I need another year like that like I need a bullet in my brain.
Here’s hoping 2012 will be a kinder, better year.
A Personal Homecoming:
If there was one thing that seemed to characterize 2011 for me it was my search for a home. Last year I moved from a house I could no longer afford to a much smaller apartment where, I hope, my family and I can grow closer.
The move itself was chaos and pain, ungainly and strewn over weeks, ugly in its waste and expense but it got us there.
In the process, however, I had to give up hundreds of books, maybe over a thousand. They were donated to the Heights Library book sale to find new homes. Many of the books were originally purchased from over twenty years of Heights Library book sales and now they’re back again for a second go-round.
A Public Home:
I started my library career as an adult page at Lee Road for almost two years before I won the original part time paraprofessional adult services position at Noble over 18 years ago.
Years later my job changed and I began working at two buildings. Twenty hours at Lee Road was added to my twenty hours at Noble — making me a full time employee.
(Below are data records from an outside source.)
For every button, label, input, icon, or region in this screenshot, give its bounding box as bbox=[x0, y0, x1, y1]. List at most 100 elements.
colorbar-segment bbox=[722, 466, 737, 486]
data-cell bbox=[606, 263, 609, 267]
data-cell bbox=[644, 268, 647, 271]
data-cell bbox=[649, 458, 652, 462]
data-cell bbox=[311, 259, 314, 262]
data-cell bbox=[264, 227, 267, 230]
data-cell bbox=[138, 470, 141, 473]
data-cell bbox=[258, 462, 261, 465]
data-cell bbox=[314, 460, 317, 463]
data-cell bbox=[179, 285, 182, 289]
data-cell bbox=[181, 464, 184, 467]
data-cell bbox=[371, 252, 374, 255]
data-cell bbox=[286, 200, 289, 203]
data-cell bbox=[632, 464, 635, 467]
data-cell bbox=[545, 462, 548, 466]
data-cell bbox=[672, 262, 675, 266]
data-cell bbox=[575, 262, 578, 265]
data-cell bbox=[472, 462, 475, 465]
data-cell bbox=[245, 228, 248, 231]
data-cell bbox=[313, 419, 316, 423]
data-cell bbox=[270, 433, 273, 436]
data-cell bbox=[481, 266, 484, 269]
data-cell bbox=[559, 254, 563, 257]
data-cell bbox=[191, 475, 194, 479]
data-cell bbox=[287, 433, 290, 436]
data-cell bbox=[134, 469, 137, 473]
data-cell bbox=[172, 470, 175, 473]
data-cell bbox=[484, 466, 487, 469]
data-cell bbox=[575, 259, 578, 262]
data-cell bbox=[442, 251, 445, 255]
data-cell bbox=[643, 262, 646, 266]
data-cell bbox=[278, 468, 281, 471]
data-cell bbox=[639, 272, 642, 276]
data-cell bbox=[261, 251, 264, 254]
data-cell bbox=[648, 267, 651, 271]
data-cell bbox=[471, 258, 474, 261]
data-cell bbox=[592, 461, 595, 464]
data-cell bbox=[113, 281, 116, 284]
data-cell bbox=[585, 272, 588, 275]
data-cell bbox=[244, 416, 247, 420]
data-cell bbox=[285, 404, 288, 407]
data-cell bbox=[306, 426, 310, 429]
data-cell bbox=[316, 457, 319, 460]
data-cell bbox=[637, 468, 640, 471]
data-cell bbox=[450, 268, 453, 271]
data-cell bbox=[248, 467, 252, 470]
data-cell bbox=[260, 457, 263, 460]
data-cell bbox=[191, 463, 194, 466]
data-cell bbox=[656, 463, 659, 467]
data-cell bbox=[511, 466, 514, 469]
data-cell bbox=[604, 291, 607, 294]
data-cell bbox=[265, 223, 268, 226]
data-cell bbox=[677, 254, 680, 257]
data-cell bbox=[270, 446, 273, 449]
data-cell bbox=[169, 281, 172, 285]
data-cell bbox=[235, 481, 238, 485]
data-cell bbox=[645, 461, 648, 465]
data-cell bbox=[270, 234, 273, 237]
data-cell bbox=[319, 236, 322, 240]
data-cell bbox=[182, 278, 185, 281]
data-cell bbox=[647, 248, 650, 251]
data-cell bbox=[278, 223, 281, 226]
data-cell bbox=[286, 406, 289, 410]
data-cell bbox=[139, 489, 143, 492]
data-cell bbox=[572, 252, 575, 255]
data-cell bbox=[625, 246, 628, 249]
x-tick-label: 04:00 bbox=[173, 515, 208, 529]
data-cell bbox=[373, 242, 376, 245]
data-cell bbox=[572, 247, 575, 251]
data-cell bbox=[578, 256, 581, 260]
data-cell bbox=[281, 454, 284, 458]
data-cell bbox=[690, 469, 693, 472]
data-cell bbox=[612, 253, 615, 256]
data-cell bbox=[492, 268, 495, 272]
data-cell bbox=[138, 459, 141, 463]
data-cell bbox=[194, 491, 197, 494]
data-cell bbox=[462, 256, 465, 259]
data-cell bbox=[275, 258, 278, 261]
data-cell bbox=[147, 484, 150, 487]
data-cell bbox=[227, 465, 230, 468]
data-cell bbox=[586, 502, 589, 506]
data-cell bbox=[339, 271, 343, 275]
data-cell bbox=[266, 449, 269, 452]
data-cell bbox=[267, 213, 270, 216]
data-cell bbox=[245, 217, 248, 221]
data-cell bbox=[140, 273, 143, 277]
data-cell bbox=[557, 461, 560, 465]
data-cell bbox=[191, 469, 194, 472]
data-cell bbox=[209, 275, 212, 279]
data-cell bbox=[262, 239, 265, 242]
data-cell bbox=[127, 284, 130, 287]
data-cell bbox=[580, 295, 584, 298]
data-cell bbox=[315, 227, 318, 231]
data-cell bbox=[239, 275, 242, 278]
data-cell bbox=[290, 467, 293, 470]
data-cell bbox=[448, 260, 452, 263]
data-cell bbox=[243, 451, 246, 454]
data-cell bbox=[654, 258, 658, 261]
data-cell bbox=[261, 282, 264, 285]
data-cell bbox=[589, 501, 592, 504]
All during that time Noble was considered my “home base.”
Recently, Noble Neighborhood Library itself was closed for months in a renovation that seemed to drag on and on. The staff was reassigned to the Lee Road Library to work.
During this time of diaspora, we lost several of our Noble staff and gained some new faces.
Finally Noble Neighborhood Library re-opened. We welcomed a new branch manager, Constance Dickerson, a new children’s librarian and a couple of teen librarians as well as a couple of really friendly security guards.
Though the order changes time and again, the neighborhood feel remains the same. . . it feels like home.
A Public Homecoming:
This month things change again.
As I mentioned, I worked at two buildings in the same system for well over a decade. This had many advantages and problems but it worked out well enough for all parties concerned that no one had ever thought seriously of changing things. . . until now.
Now that Noble is a functioning library with two floors to manage, we find ourselves understaffed.
Although I wasn’t at the meeting, I’m told the new Deputy Director Kim DeNero-Ackroyd arrived at a possible solution: Add twenty more hours a week to Noble’s staffing schedule by making me a full time Noble employee.
Adult Services at Lee Road wins by getting more flexibility than my schedule ever permitted and Noble wins by getting some much needed help.
And I . . . I get to come home at long last.